Last week The New York Times took a look at this trio of deaths in a story headlined “A Deadly Riddle.”  That story noted that Belak alone was involved in 125 fights during his career with the National Hockey League.

In pro hockey, enforcers such as Belak and Boogaard, who was reportedly one of the most feared of his kind in the league, “go to war every day,” as sports agent Scott Norton told The Times. Enforcers are designated warriors, expected to intimidate opposing teams, and physically lay hands on rivals who take cheap shots at team mates.

Obviously that violent role takes a toll emotionally, as well as physically, on even the brawniest, toughest men.

Case in point: One former enforcer, Brannt Myhres, recalled being “curled up in a ball in a hotel room, scared to death for the next fight,” according to The Times.

So the question is to what extent, if any, serving as hockey enforcers contributed or lead to the deaths of Boogaard, Rypien and Belak. Some say it’s not a cut-and-dried issue.

The Times noted that while all three men were enforcers they were very different, as were the circumstances of their deaths. Boogaard, who sustained at least 12 concussions during his career, died of an accidental overdose of painkillers and alcohol.   
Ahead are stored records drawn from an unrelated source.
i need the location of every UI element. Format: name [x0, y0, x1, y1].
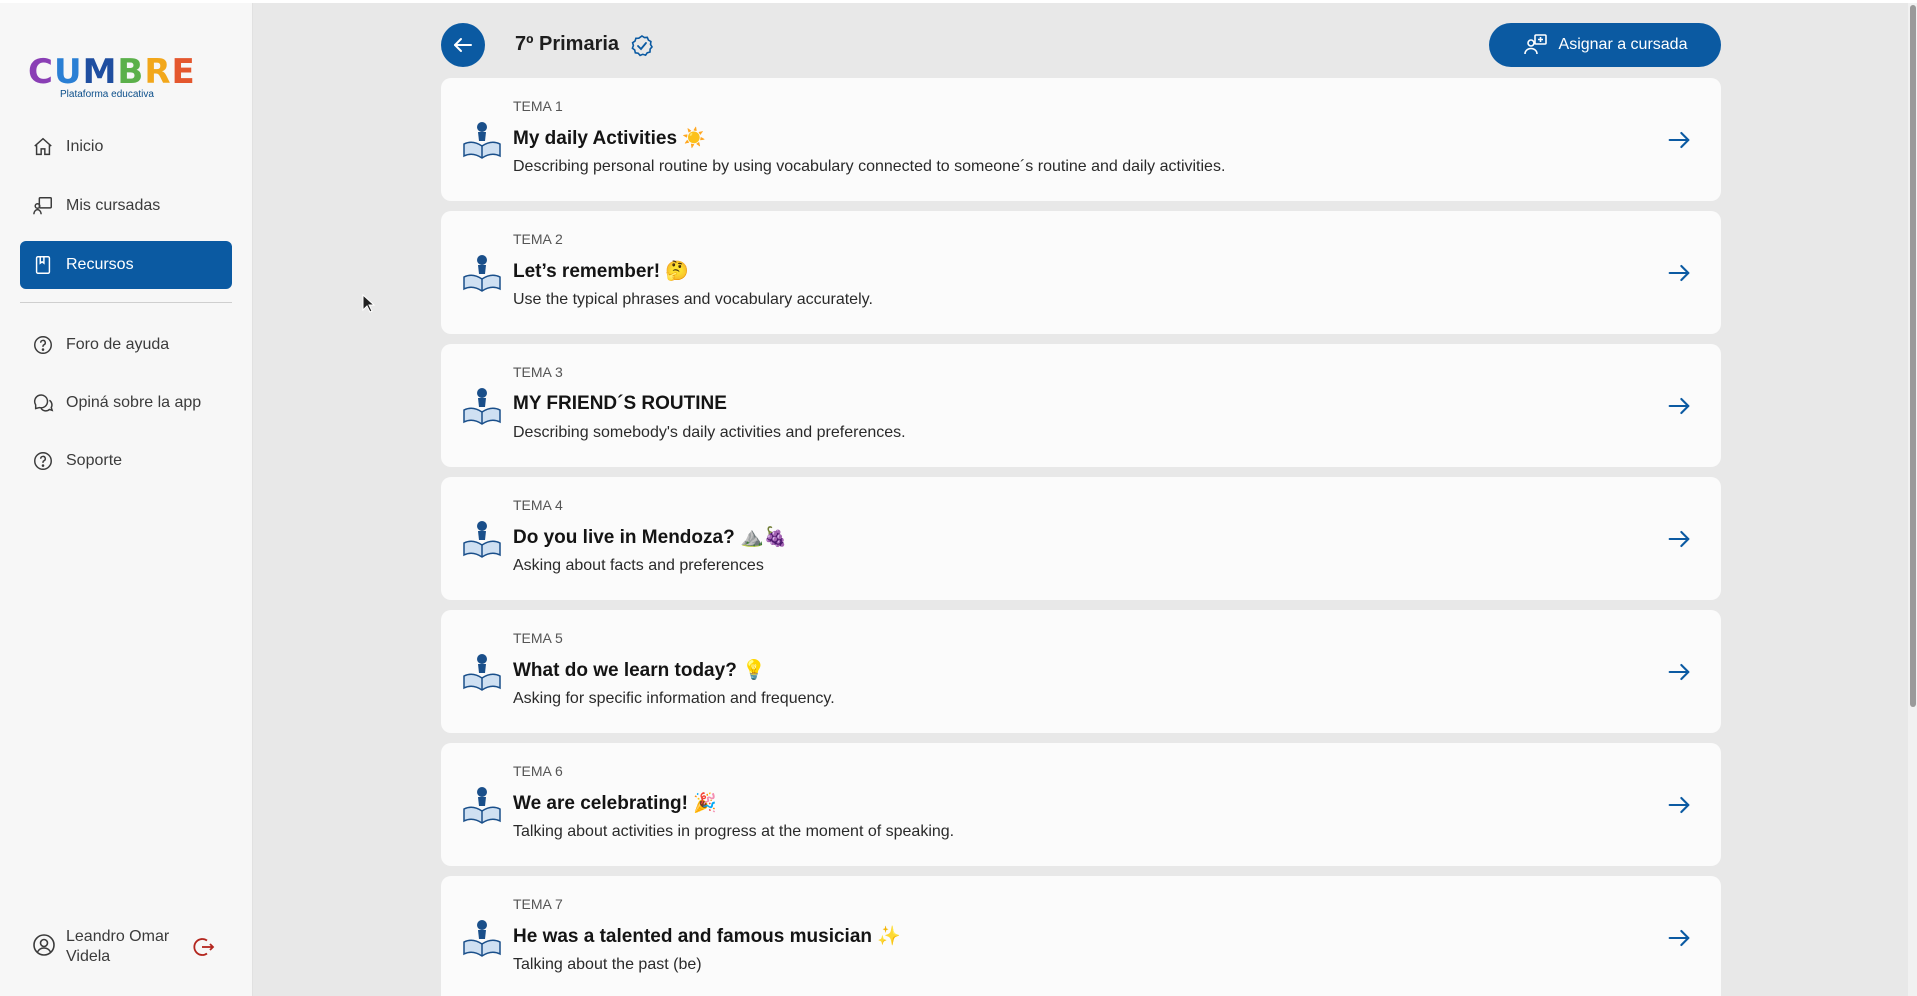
assign-button-label: Asignar a cursada — [1558, 36, 1688, 53]
scrollbar-thumb[interactable] — [1910, 5, 1916, 707]
topic-emoji: ☀️ — [682, 127, 706, 149]
topic-emoji: ⛰️🍇 — [739, 526, 788, 548]
topic-number: TEMA 1 — [513, 98, 563, 114]
topic-number: TEMA 4 — [513, 497, 563, 513]
arrow-right-icon[interactable] — [1665, 658, 1693, 686]
reader-book-icon — [461, 783, 503, 825]
topic-emoji: 🎉 — [693, 792, 717, 814]
arrow-right-icon[interactable] — [1665, 259, 1693, 287]
sidebar-item-recursos[interactable]: Recursos — [20, 241, 232, 289]
home-icon — [32, 136, 54, 158]
topic-number: TEMA 7 — [513, 896, 563, 912]
topic-emoji: 💡 — [742, 659, 766, 681]
logout-icon[interactable] — [192, 935, 216, 959]
sidebar-item-label: Inicio — [66, 138, 104, 155]
topic-number: TEMA 2 — [513, 231, 563, 247]
topic-number: TEMA 3 — [513, 364, 563, 380]
topic-description: Talking about activities in progress at … — [513, 823, 955, 840]
reader-book-icon — [461, 384, 503, 426]
assign-to-course-button[interactable]: Asignar a cursada — [1489, 23, 1721, 67]
topic-title: What do we learn today? 💡 — [513, 659, 766, 681]
arrow-right-icon[interactable] — [1665, 126, 1693, 154]
cumbre-logo[interactable]: C U M B R E Plataforma educativa — [28, 52, 195, 109]
topic-card-1[interactable]: TEMA 1 My daily Activities ☀️ Describing… — [441, 78, 1721, 201]
reader-book-icon — [461, 517, 503, 559]
logo-wordmark: C U M B R E — [28, 52, 195, 92]
sidebar-divider — [20, 302, 232, 303]
arrow-right-icon[interactable] — [1665, 525, 1693, 553]
topic-title: He was a talented and famous musician ✨ — [513, 925, 901, 947]
arrow-right-icon[interactable] — [1665, 791, 1693, 819]
topic-card-5[interactable]: TEMA 5 What do we learn today? 💡 Asking … — [441, 610, 1721, 733]
topic-title: We are celebrating! 🎉 — [513, 792, 717, 814]
topic-description: Describing personal routine by using voc… — [513, 158, 1226, 175]
help-circle-icon — [32, 450, 54, 472]
topic-card-2[interactable]: TEMA 2 Let’s remember! 🤔 Use the typical… — [441, 211, 1721, 334]
sidebar-item-opina[interactable]: Opiná sobre la app — [20, 379, 232, 427]
topic-number: TEMA 5 — [513, 630, 563, 646]
topic-title: Do you live in Mendoza? ⛰️🍇 — [513, 526, 788, 548]
topic-description: Describing somebody's daily activities a… — [513, 424, 906, 441]
arrow-right-icon[interactable] — [1665, 924, 1693, 952]
user-avatar-icon — [32, 933, 56, 962]
sidebar-item-inicio[interactable]: Inicio — [20, 123, 232, 171]
sidebar: C U M B R E Plataforma educativa Inicio … — [0, 3, 253, 996]
topic-card-6[interactable]: TEMA 6 We are celebrating! 🎉 Talking abo… — [441, 743, 1721, 866]
topic-card-3[interactable]: TEMA 3 MY FRIEND´S ROUTINE Describing so… — [441, 344, 1721, 467]
logo-letter: M — [82, 52, 118, 92]
sidebar-item-label: Opiná sobre la app — [66, 394, 202, 411]
topic-description: Use the typical phrases and vocabulary a… — [513, 291, 873, 308]
mouse-cursor-icon — [362, 293, 376, 314]
topic-title: MY FRIEND´S ROUTINE — [513, 393, 727, 414]
user-name: Leandro Omar Videla — [66, 928, 170, 965]
reader-book-icon — [461, 916, 503, 958]
course-title: 7º Primaria — [515, 33, 620, 55]
reader-book-icon — [461, 251, 503, 293]
topic-description: Asking for specific information and freq… — [513, 690, 835, 707]
topic-emoji: ✨ — [877, 925, 901, 947]
logo-letter: C — [28, 52, 54, 92]
logo-letter: B — [117, 52, 145, 92]
sidebar-item-foro-de-ayuda[interactable]: Foro de ayuda — [20, 321, 232, 369]
logo-letter: U — [53, 52, 83, 92]
back-button[interactable] — [441, 23, 485, 67]
sidebar-item-label: Foro de ayuda — [66, 336, 170, 353]
logo-letter: E — [171, 52, 196, 92]
classroom-icon — [32, 195, 54, 217]
verified-badge-icon — [630, 34, 654, 58]
logo-letter: R — [144, 52, 172, 92]
topic-card-7[interactable]: TEMA 7 He was a talented and famous musi… — [441, 876, 1721, 996]
sidebar-item-mis-cursadas[interactable]: Mis cursadas — [20, 182, 232, 230]
topic-card-4[interactable]: TEMA 4 Do you live in Mendoza? ⛰️🍇 Askin… — [441, 477, 1721, 600]
chat-bubbles-icon — [32, 392, 54, 414]
topic-description: Asking about facts and preferences — [513, 557, 764, 574]
assign-user-icon — [1523, 33, 1549, 57]
topic-title: Let’s remember! 🤔 — [513, 260, 690, 282]
sidebar-item-soporte[interactable]: Soporte — [20, 437, 232, 485]
help-circle-icon — [32, 334, 54, 356]
topic-description: Talking about the past (be) — [513, 956, 702, 973]
sidebar-item-label: Recursos — [66, 256, 134, 273]
topic-number: TEMA 6 — [513, 763, 563, 779]
book-icon — [32, 254, 54, 276]
topic-emoji: 🤔 — [665, 260, 690, 282]
sidebar-item-label: Mis cursadas — [66, 197, 161, 214]
reader-book-icon — [461, 118, 503, 160]
arrow-right-icon[interactable] — [1665, 392, 1693, 420]
arrow-left-icon — [454, 38, 472, 52]
window-top-edge — [0, 0, 1917, 3]
reader-book-icon — [461, 650, 503, 692]
sidebar-item-label: Soporte — [66, 452, 123, 469]
topic-title: My daily Activities ☀️ — [513, 127, 706, 149]
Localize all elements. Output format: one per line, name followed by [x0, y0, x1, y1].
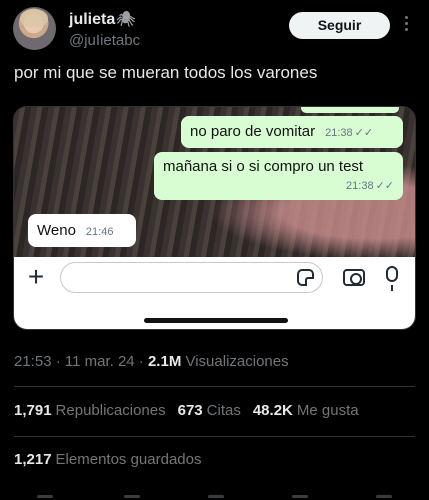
share-icon[interactable]	[376, 495, 392, 498]
quotes-label: Citas	[206, 402, 241, 419]
chat-bubble-partial	[301, 107, 399, 113]
action-bar-partial	[0, 492, 429, 500]
tweet-timestamp-views: 21:53 · 11 mar. 24 · 2.1M Visualizacione…	[14, 353, 289, 370]
microphone-icon[interactable]	[386, 266, 398, 291]
chat-bubble-outgoing: no paro de vomitar 21:38 ✓✓	[181, 116, 403, 148]
chat-input-bar: +	[14, 257, 415, 329]
likes-stat[interactable]: 48.2K Me gusta	[253, 402, 371, 419]
more-options-icon[interactable]	[402, 14, 410, 36]
message-input[interactable]	[60, 262, 323, 293]
bookmarks-label: Elementos guardados	[55, 451, 202, 468]
read-receipt-icon: ✓✓	[354, 127, 374, 139]
views-label: Visualizaciones	[181, 353, 289, 370]
repost-icon[interactable]	[124, 495, 140, 498]
engagement-stats: 1,791 Republicaciones 673 Citas 48.2K Me gust…	[14, 402, 371, 419]
tweet-text: por mi que se mueran todos los varones	[14, 63, 318, 82]
bookmark-icon[interactable]	[292, 495, 308, 498]
message-text: mañana si o si compro un test	[163, 158, 364, 175]
reposts-label: Republicaciones	[55, 402, 166, 419]
sticker-icon[interactable]	[297, 269, 314, 286]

His family, suspecting that Boogaard may have been suffering from the same brain disease as a number of pro football players, sent his brain to Boston University for testing. A research center at that school has already determined that nearly two dozen former NFL players had a brain disease, a condition called chronic traumatic encephalopathy (CTE),  that’s been linked to concussions they suffered while on the field.

The results for Boogaard aren’t out yet, but BU has already found evidence of CTE in the brains of two retired NHL players.

Rypien had a history of depression. Belak was married and the dad of two daughters, and didn’t appear to have a history of problems.

The NHL needs to commission scientific research, and take a hard look at enforcers and the physical and mental impact that role has on them. Then the league needs to find ways to save the lives of these young men.